Tuesday, January 4, 2011
The Pomegranate
Many an evening spent biking the college stretch has found me looking into the mysterious glow of The Pomegranate restaurant. It’s not that the blue walls and fine tapestries have scared me from visiting until now. Like more than a couple people I know, I have had the unfortunate problem of trying to call them a visit for lunch- this is a dinner only establishment.
Knowing that, we arrived at 8, well after open, but also well before close.
I knew this place was going to be a five star for atmosphere. The walls are draped with ornate rugs, tassels dangling. Photos and paintings show women and men in traditional Iranian clothes. The place did not lack for colour or lighting. Patterned lamps hung down casting patterns on the cerulean wall, making us feel under water. There were hand-painted tiles inlaid on all the walls. We felt comfortable.
To start we ordered a bottle of Argentinian wine, Trapiche, a malbec reserve. Pomegranate only serves two kinds of meat from what I can tell. Mostly it’s lamb, and one or two dishes have chicken, or are vegetarian. Thus the red choice- and it was a delicious wine which I will be certain to purchase again. Between myself and my two guests, we ordered four dishes.
Maast-o Khiar - $4.25
A blend of English cucumber, walnuts, raisins and rose petals in a rich creamy herbed yogurt.
This appetizer was served with warm Barbary bread- and by warm, I mean HOT! Wrapped in a warm cloth, it tasted incredibly fresh, while crusty on the outside. I firmly believe this was fresh baked. The mast-o khiar was spooned out onto our separate plates. I was a bit disappointed that I couldn’t taste much of the rose petals, which were actually more like a fine powder on top of the dish. Eaten on top of bread or by itself, the dish was mild, the raisins and walnuts adding the most texture and flavour. It was refreshing, and thus served well as an app, but wasn’t terribly memorable.
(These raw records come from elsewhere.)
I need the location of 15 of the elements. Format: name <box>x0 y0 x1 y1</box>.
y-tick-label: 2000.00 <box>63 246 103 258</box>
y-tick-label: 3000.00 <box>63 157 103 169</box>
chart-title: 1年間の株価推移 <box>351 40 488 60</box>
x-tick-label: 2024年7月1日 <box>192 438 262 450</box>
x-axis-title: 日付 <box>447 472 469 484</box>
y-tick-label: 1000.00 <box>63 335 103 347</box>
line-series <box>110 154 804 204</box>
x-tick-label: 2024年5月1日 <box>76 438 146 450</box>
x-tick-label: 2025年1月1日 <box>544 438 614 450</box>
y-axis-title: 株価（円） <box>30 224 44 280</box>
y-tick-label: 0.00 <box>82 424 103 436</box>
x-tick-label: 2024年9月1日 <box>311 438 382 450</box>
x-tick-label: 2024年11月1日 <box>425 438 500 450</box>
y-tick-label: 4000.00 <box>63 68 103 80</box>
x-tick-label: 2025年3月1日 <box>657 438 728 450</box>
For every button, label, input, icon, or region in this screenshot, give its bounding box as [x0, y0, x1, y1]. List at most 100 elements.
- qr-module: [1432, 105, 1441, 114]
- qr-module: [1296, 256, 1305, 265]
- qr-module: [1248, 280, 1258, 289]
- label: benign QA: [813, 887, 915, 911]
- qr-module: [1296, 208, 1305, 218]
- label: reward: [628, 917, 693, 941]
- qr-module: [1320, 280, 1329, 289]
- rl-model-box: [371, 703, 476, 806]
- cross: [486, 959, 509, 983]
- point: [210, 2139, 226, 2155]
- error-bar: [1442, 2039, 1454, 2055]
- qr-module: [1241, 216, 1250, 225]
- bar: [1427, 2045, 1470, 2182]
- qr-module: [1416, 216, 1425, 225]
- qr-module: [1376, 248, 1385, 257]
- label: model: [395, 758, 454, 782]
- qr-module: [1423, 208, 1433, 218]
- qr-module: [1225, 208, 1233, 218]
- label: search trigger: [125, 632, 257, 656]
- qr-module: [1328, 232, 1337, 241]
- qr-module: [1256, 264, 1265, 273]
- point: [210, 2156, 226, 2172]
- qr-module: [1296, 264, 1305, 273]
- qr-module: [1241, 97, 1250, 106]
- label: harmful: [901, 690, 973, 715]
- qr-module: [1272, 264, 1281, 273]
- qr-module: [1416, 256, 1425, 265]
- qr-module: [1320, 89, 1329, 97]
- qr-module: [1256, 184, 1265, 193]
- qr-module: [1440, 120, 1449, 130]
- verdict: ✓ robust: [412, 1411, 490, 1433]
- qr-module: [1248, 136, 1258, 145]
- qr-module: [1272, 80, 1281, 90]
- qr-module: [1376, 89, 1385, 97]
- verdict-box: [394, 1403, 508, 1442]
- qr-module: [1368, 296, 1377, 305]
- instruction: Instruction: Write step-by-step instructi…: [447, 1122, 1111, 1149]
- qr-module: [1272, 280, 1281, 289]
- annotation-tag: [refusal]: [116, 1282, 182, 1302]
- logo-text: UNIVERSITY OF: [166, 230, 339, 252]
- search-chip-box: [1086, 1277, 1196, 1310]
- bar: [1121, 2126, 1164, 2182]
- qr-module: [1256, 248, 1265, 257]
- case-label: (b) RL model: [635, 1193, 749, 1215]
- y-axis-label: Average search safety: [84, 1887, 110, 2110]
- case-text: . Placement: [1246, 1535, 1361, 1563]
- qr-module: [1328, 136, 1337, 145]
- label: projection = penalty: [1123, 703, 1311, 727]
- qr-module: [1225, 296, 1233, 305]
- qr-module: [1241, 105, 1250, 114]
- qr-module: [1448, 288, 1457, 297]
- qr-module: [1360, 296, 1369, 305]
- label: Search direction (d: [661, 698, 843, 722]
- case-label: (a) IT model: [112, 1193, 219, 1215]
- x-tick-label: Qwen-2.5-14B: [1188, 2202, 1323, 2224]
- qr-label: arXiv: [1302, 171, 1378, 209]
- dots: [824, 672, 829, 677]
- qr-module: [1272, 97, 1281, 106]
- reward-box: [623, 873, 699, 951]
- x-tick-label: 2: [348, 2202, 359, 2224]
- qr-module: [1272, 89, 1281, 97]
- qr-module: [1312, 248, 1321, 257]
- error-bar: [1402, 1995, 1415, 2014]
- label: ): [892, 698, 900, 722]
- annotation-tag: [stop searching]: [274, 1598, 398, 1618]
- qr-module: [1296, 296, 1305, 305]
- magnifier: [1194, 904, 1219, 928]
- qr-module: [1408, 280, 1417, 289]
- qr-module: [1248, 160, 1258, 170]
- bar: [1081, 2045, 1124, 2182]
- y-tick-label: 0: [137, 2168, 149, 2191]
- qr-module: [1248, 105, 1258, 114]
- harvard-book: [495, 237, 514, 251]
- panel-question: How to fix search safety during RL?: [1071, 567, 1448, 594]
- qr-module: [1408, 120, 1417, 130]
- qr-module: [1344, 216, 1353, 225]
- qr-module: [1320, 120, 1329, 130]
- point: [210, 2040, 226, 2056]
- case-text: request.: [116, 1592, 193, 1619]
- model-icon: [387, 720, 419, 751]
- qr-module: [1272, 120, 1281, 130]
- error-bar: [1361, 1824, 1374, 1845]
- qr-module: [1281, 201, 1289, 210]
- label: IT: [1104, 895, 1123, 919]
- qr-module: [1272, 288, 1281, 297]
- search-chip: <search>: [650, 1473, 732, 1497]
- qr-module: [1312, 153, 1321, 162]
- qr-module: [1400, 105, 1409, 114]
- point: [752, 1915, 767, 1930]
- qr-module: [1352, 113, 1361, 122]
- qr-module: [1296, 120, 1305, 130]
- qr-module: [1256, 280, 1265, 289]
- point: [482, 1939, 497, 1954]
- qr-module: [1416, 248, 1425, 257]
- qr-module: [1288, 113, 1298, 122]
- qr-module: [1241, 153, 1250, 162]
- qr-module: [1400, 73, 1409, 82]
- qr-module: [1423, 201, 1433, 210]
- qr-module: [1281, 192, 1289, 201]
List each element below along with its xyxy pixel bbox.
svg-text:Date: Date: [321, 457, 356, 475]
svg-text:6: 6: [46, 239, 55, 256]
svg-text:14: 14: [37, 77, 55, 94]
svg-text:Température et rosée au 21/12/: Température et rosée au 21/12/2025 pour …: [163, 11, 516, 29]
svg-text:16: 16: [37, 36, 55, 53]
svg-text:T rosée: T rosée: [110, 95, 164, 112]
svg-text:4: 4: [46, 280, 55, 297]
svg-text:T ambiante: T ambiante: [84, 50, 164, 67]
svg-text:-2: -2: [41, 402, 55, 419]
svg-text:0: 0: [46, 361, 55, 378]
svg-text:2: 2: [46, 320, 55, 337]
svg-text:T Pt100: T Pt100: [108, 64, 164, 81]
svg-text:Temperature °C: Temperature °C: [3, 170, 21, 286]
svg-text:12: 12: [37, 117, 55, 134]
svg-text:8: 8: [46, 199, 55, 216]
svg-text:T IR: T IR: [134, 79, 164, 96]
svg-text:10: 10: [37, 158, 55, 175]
All the main dishes were served with a salad of mixed greens and a happy helping of basmati rice. There was also a small bowl of something that reminded me of pico, with mint. My companions dishes were served in metal bowls with the gravy filled right to the edge, but mine came with a proud and large shank of lamb front and center.
Daily Special - Seared Eggplant with Lamb - $14.95
I tried a spoonful of this saucy, savoury dish with some of my basmati rice. Pomegranate knows a thing of two about making a winning sauce. As the Pomegranate was my second blog to review, I made a rookie mistake- I forgot to take my notebook. Finding standard menu items on the Pomegranates website was easy, but I don’t have the details on what was in this stew. It was rich, with thick and mushroomy gravy. The eggplant was not too noticeable, but the charred flavour hung around underneath the bold lamb aromas. For a cold and wet day, it was a great choice.
Aloo Gheysi - $13.95
A stew of bokhara plums and dried apricots in a saffron sauce with boneless chicken pieces
The plums have pits in them. We were warned about this twice by two different servers. I’m a firm believer that every bit of an animal, plant or fruit contains essential flavours, even if it’s just a bit of an addition. Of the three dishes, we all agreed that this was the most flavourful. I love sweet dinners because they’re different from what one usually gets, but my friends both said they aren’t historically fans. All of us loved it. Even though there was a variety of fruit, the chicken and saffron did a lot to keep the dish from being too sweet. Again, Pomegranate showed a skill for sauces. Unlike other saucy middle eastern dishes I’ve tries, this was not too buttery, but full of natural taste.
Morasa Polo - $14.95
Jewelled rice – slivers of Seville orange peel, almond and pistachio with diced carrots and barberries blended in saffron basmati rice served with a braised lamb shank
I am not much of a lamb eater. I’m not opposed to it, but I tend to lean towards vegetarian dishes. So the times I’ve eaten lamb can be counted on one hand. This was...superlative. Can I use that word for a hunk of meat on a big bone? It was great. It tasted strictly of meat. There was no sauce, and the spices were very simple, almost not there. But please, let me describe its tenderness. I had a piece on my fork, and I bit that piece. Half stayed on the fork, just falling away. I don’t know if I’ve ever had something so tender! Beautiful lamb.
The rice that came with my dish was also different from what my friends had with their dishes. This ‘jewelled rice’ was full of chips of candied orange peel, crisp nuts, and carrots. It was as colourful as confetti, and I couldn’t get enough of it. The basmati was so light and fluffy that it didn’t sit heavily like rice usually does.
The desserts were very tempting, and I saw the tables all around us ordering the same thing, but we all agreed that we were too full to venture into desserts - this time.
My guests this evening were my roomate Molly and her man, Pietro.